Yu Lisheng, Cao Shunshun, Song Botian, Hu Yangyang
Neurosurgery, The Second Affiliated Hospital of Wenzhou Medical University, Wenzhou, China.
Wenzhou Municipal Key Laboratory of Neurodevelopmental Pathology and Physiology, Wenzhou Medical University, Wenzhou, China.
Front Public Health. 2024 Dec 17;12:1489848. doi: 10.3389/fpubh.2024.1489848. eCollection 2024.
Frailty is an emerging global health burden, and there is no consensus on the precise prediction of frailty. We aimed to explore the association between grip strength and frailty and interpret the optimal machine learning (ML) model using the SHapley Additive exPlanation (SHAP) to predict the risk of frailty.
Data for the study were extracted from the China Health and Retirement Longitudinal Study (CHARLS) database. Socio-demographic, medical history, anthropometric, psychological, and sleep parameters were analyzed in this study. We used the least absolute shrinkage and selection operator (LASSO) regression to filter the model for the best predictor variables and constructed six ML models for predicting frailty. The feature performance of six ML models was compared based on the area under the receiver operating characteristic curve (AUROC) and the light gradient boosting machine (LightGBM) model was selected as the best predictive frailty model. We used SHAP to interpret the LightGBM model and to reveal the decision-making process by which the model predicts frailty.
A total of 10,834 eligible participants were included in the study. Using the lowest quartile of grip strength as a reference, grip strength was negatively associated with the risk of frailty when grip strength was >29.00 kg for males or >19.00 kg for females ( < 0.001). The LightGBM model predicted frailty with optimal performance with an AUROC of 0.768 (95% CI 0.741 ~ 0.795).
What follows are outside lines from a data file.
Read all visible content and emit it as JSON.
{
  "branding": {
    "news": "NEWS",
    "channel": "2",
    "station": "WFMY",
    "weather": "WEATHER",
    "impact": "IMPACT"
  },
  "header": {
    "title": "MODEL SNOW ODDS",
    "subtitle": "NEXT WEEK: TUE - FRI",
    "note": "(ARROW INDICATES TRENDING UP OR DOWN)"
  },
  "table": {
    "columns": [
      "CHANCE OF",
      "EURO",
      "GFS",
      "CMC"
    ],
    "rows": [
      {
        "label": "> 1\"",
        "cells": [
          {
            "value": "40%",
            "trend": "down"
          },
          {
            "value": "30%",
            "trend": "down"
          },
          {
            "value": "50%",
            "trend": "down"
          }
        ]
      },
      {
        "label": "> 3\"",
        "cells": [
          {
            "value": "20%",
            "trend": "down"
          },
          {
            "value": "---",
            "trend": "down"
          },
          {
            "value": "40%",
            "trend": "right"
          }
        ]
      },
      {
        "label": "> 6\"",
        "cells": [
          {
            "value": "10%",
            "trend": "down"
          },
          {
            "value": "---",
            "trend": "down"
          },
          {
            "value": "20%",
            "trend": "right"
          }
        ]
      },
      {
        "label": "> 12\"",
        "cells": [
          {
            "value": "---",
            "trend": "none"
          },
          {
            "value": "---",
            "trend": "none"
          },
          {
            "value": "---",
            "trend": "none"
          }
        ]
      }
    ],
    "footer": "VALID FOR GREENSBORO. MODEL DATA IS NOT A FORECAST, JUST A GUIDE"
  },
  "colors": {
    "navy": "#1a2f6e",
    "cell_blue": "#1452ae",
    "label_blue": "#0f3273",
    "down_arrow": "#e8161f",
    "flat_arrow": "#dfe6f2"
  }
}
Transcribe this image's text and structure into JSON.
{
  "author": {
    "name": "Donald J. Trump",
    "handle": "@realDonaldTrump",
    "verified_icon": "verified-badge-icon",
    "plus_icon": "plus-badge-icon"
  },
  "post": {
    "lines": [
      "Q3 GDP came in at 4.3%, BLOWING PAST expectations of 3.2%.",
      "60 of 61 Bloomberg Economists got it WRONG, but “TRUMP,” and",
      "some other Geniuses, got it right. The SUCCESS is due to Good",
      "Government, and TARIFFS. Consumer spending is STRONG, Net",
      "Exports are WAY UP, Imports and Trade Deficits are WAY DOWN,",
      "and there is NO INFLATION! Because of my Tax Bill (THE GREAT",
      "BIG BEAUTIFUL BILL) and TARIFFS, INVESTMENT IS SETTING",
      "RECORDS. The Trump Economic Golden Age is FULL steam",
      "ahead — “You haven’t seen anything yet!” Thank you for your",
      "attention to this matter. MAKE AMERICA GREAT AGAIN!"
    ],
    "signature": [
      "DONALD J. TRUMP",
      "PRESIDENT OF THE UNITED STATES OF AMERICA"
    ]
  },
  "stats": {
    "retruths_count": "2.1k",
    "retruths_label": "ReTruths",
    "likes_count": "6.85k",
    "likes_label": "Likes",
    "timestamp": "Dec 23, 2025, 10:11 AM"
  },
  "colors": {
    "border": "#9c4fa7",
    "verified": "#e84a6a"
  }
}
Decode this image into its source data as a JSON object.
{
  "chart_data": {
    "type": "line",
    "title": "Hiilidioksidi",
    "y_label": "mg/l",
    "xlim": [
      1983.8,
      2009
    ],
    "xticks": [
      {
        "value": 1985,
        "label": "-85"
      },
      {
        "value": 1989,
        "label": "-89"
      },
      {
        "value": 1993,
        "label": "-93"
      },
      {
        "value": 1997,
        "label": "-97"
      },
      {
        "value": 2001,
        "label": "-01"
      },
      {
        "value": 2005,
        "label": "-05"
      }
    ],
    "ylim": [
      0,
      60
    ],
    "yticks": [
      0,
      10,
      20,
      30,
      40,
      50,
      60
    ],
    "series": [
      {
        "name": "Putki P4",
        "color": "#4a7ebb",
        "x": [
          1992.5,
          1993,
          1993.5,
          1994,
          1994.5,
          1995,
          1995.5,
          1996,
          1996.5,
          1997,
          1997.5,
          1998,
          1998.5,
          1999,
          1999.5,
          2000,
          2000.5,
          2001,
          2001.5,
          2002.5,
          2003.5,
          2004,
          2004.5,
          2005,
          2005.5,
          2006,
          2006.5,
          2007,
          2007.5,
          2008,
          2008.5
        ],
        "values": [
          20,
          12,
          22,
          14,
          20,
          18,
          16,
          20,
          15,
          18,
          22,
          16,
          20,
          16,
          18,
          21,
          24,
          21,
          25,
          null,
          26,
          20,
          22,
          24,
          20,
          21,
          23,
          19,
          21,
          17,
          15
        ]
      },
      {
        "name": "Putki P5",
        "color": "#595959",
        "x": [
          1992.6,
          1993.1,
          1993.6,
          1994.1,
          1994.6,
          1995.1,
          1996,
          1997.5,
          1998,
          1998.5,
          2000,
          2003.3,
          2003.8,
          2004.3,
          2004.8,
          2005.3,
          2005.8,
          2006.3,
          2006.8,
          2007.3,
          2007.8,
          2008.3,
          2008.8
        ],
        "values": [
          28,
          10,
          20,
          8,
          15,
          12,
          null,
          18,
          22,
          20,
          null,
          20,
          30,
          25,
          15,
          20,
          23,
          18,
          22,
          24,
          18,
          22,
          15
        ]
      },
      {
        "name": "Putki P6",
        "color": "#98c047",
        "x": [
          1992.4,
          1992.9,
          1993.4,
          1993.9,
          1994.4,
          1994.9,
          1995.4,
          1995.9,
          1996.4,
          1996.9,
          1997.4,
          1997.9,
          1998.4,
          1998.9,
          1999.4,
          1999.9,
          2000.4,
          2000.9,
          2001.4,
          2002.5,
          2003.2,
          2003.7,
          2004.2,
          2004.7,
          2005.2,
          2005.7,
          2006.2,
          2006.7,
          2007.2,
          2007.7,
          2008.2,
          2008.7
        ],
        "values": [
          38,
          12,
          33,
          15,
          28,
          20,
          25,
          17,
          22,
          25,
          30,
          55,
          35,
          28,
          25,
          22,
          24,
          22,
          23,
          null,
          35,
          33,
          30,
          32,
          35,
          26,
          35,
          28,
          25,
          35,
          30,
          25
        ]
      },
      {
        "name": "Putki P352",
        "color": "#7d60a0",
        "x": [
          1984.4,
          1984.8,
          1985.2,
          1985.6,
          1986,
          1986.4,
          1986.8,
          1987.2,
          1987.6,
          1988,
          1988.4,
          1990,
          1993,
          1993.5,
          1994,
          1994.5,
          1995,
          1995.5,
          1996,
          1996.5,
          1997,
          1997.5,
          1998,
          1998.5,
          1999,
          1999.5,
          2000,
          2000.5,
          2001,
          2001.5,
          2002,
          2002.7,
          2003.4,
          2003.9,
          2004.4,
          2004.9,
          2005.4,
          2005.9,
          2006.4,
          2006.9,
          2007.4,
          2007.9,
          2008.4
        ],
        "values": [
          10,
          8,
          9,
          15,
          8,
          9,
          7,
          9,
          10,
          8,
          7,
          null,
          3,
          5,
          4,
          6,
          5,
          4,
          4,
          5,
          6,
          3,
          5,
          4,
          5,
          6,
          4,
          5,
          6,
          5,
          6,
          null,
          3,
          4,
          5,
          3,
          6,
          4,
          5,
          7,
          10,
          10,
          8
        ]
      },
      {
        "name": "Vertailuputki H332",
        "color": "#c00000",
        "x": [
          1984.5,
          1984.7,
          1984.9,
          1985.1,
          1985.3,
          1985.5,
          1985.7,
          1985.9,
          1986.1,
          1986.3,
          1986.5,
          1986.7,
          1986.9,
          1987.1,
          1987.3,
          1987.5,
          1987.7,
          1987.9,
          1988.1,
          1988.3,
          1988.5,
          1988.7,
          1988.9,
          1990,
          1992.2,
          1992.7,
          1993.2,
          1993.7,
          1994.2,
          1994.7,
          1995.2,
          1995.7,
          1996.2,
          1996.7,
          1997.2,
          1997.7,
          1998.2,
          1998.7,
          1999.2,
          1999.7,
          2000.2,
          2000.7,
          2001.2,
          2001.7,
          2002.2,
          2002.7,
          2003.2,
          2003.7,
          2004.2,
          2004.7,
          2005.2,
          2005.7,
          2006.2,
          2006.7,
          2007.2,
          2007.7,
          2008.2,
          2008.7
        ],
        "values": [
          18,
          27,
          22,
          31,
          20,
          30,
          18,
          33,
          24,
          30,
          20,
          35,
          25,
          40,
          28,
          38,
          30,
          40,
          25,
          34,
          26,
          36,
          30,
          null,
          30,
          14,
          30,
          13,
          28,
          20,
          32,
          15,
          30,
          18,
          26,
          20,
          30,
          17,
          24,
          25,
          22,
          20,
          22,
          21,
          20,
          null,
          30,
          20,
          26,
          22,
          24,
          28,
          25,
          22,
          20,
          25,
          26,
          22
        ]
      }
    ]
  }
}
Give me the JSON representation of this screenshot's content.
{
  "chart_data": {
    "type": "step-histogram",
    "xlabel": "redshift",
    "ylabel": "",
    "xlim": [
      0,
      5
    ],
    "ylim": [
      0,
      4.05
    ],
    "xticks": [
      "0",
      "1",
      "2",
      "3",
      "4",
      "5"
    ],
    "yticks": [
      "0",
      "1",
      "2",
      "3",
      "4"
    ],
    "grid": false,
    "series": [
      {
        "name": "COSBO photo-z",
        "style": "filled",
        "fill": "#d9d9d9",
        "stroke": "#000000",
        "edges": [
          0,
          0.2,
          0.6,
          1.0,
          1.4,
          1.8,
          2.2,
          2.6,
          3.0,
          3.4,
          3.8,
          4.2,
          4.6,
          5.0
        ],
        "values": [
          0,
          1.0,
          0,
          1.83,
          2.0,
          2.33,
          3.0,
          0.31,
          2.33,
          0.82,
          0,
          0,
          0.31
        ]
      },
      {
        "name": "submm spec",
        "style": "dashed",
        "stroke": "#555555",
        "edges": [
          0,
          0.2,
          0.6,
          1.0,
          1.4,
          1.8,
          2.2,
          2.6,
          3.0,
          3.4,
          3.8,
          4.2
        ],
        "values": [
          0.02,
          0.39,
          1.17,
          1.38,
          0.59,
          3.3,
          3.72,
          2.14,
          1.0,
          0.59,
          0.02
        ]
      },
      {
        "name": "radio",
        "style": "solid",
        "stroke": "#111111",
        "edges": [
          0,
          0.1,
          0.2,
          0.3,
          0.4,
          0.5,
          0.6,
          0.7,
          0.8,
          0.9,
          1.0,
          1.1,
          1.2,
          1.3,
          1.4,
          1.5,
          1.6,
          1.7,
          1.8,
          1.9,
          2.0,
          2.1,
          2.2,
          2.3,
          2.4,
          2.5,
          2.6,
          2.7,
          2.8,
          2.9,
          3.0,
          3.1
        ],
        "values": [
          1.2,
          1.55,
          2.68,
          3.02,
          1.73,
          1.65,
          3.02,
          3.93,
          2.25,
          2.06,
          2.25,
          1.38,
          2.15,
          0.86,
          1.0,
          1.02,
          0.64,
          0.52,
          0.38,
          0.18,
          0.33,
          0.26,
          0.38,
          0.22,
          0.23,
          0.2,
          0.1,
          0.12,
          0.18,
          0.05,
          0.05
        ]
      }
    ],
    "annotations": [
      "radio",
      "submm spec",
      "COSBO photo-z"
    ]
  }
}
The SHAP summary plot showed that all features predicted frailty in order of importance, with cognitive function being considered the most important predictive feature. The poorer the cognitive function, nighttime sleep duration, body mass index (BMI), and grip strength, the higher the risk of frailty in middle-aged and older adults. The SHAP individual force plot clearly shows that the LightGBM model predicts frailty in the individual decision-making process.
The grip strength-related LightGBM prediction model based on SHAP has high accuracy and robustness in predicting the risk of frailty. Increasing grip strength, cognitive function, nighttime sleep duration, and BMI reduce the risk of frailty and may provide strategies for individualized management of frailty.
衰弱是一个新出现的全球健康负担,目前对于衰弱的精确预测尚无共识。我们旨在探讨握力与衰弱之间的关联,并使用夏普利值附加解释法(SHAP)来解释最优机器学习(ML)模型,以预测衰弱风险。
本研究数据取自中国健康与养老追踪调查(CHARLS)数据库。本研究分析了社会人口统计学、病史、人体测量学、心理和睡眠参数。我们使用最小绝对收缩和选择算子(LASSO)回归来筛选模型,以找出最佳预测变量,并构建了六个用于预测衰弱的ML模型。基于受试者工作特征曲线下面积(AUROC)比较了六个ML模型的特征性能,并选择了轻梯度提升机(LightGBM)模型作为最佳衰弱预测模型。我们使用SHAP来解释LightGBM模型,并揭示该模型预测衰弱的决策过程。
本研究共纳入10834名符合条件的参与者。以握力最低四分位数为参照,当男性握力>29.00千克或女性握力>19.00千克时,握力与衰弱风险呈负相关(<0.001)。LightGBM模型预测衰弱的性能最佳,AUROC为0.768(95%CI 0.741~0.795)。SHAP汇总图显示,所有特征均按重要性顺序预测衰弱,其中认知功能被认为是最重要的预测特征。中年及老年人的认知功能、夜间睡眠时间、体重指数(BMI)和握力越差,衰弱风险越高。SHAP个体作用力图清楚地表明,LightGBM模型在个体决策过程中预测衰弱。
基于SHAP的与握力相关的LightGBM预测模型在预测衰弱风险方面具有较高的准确性和稳健性。增加握力、认知功能、夜间睡眠时间和BMI可降低衰弱风险,并可能为衰弱的个体化管理提供策略。